Le roman se fonde sur la notion de document et de trace de manière à la fois très poétique et très sensible. Mythologies personnelles et familiales se mêlent. Le voyage devient une quête dans une Amérique cruelle, presque irréelle. C'est un récit magnigique sur l'Amérique contemporaine.

 

A.K.

 

Valeria Luiselli, "Archives des enfants perdus", traduit de l'anglais par Nicolas Richard, Editions de l'Olivier, 2019, 480 p.

Décembre 2019

 

Comment devient-on un bourreau, ou quelqu'un de "sang-froid" au sens fort, comme l'indique le titre allemand, en temps de guerre ? Le roman de Chris Kraus est impressionnant.
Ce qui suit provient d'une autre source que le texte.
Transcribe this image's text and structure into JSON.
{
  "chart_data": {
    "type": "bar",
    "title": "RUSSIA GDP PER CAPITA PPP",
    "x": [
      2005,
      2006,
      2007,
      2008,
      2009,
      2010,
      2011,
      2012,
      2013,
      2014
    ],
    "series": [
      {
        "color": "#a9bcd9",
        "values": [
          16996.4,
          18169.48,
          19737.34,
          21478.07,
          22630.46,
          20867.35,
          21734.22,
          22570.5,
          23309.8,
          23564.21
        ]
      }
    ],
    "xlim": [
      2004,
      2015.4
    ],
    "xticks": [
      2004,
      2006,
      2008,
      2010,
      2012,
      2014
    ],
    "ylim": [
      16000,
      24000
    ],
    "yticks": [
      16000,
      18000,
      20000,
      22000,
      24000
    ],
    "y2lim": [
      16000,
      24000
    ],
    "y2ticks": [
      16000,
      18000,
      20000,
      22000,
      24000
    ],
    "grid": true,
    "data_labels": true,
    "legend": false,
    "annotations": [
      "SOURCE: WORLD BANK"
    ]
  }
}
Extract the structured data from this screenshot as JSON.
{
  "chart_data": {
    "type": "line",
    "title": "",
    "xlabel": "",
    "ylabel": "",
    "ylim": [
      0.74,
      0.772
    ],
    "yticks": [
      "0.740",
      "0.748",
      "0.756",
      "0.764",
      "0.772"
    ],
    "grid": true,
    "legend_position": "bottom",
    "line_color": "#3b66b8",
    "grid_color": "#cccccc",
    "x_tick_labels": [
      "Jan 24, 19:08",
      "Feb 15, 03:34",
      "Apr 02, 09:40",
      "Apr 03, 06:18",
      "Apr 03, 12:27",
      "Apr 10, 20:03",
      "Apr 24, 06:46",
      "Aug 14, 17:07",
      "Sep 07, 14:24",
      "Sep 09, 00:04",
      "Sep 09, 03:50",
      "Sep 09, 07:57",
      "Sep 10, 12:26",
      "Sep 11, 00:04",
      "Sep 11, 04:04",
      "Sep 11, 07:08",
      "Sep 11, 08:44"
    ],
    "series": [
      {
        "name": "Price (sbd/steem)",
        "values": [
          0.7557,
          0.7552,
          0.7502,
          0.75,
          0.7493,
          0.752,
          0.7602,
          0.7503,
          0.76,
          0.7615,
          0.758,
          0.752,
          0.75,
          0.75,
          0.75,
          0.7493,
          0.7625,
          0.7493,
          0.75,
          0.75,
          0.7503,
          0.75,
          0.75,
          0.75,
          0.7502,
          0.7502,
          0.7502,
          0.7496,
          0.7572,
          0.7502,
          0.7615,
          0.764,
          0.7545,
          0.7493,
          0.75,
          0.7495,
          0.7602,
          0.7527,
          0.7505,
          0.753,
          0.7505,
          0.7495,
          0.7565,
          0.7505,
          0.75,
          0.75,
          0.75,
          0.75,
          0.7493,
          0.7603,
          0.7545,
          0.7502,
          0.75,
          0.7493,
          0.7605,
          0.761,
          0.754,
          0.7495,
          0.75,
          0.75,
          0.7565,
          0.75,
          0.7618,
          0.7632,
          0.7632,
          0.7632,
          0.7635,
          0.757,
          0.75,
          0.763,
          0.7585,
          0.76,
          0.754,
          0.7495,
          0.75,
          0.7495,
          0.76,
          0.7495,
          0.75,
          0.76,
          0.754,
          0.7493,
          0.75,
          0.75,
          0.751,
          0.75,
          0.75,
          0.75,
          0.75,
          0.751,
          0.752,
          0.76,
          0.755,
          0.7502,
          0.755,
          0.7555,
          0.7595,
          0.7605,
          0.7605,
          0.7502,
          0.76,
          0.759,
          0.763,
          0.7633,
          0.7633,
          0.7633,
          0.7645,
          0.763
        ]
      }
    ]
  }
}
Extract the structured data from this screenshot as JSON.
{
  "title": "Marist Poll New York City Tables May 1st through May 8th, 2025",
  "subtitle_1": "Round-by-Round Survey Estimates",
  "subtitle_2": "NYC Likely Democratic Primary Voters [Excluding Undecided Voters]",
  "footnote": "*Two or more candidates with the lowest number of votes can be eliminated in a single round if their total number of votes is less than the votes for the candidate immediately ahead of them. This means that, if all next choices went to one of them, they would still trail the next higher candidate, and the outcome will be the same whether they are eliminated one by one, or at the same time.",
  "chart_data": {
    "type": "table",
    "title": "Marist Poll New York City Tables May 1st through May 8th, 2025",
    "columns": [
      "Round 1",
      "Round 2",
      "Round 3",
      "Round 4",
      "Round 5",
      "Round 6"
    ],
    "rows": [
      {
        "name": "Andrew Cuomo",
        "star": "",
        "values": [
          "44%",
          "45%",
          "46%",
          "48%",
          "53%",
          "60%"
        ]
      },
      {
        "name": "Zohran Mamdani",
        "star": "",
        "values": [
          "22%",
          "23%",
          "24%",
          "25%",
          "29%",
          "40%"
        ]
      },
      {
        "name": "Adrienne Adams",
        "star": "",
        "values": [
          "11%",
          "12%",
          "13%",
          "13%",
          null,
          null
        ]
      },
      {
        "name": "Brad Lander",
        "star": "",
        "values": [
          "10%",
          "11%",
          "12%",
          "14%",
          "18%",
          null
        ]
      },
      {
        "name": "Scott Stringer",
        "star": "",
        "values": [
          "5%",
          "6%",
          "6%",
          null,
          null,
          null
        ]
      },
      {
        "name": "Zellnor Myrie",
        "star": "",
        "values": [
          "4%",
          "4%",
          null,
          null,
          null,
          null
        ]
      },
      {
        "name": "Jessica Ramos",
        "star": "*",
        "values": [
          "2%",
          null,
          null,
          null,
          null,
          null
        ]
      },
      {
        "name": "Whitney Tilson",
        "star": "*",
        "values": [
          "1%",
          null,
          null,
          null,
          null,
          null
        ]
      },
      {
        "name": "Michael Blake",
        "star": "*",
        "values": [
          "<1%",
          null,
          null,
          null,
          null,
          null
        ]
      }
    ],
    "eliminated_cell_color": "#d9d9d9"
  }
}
Il retrace le parcours des frères Solm et de leur fausse soeur Ev, depuis la Russie révolutionnaire du début du 20 siècle jusqu'à l'Allemagne des années 70 où les anciens criminels nazis occupent encore des postes importants.

 

Ce roman, très noir, adopte le point de vue du "salaud" et prend le lecteur à partie par un habile procédé narratif . La multiplicité des tonalités (cynisme, ironie ou sentiments) et le souffle épique qui l'anime le rend à la fois monstrueux et passionnant. Il propose un regard acéré sur le 20e siècle, et sur l'humain en général.

 

Chris Kraus, "La Fabrique des salauds", traduit de l'allemand par Rose Labourie, Belfond, 894 p.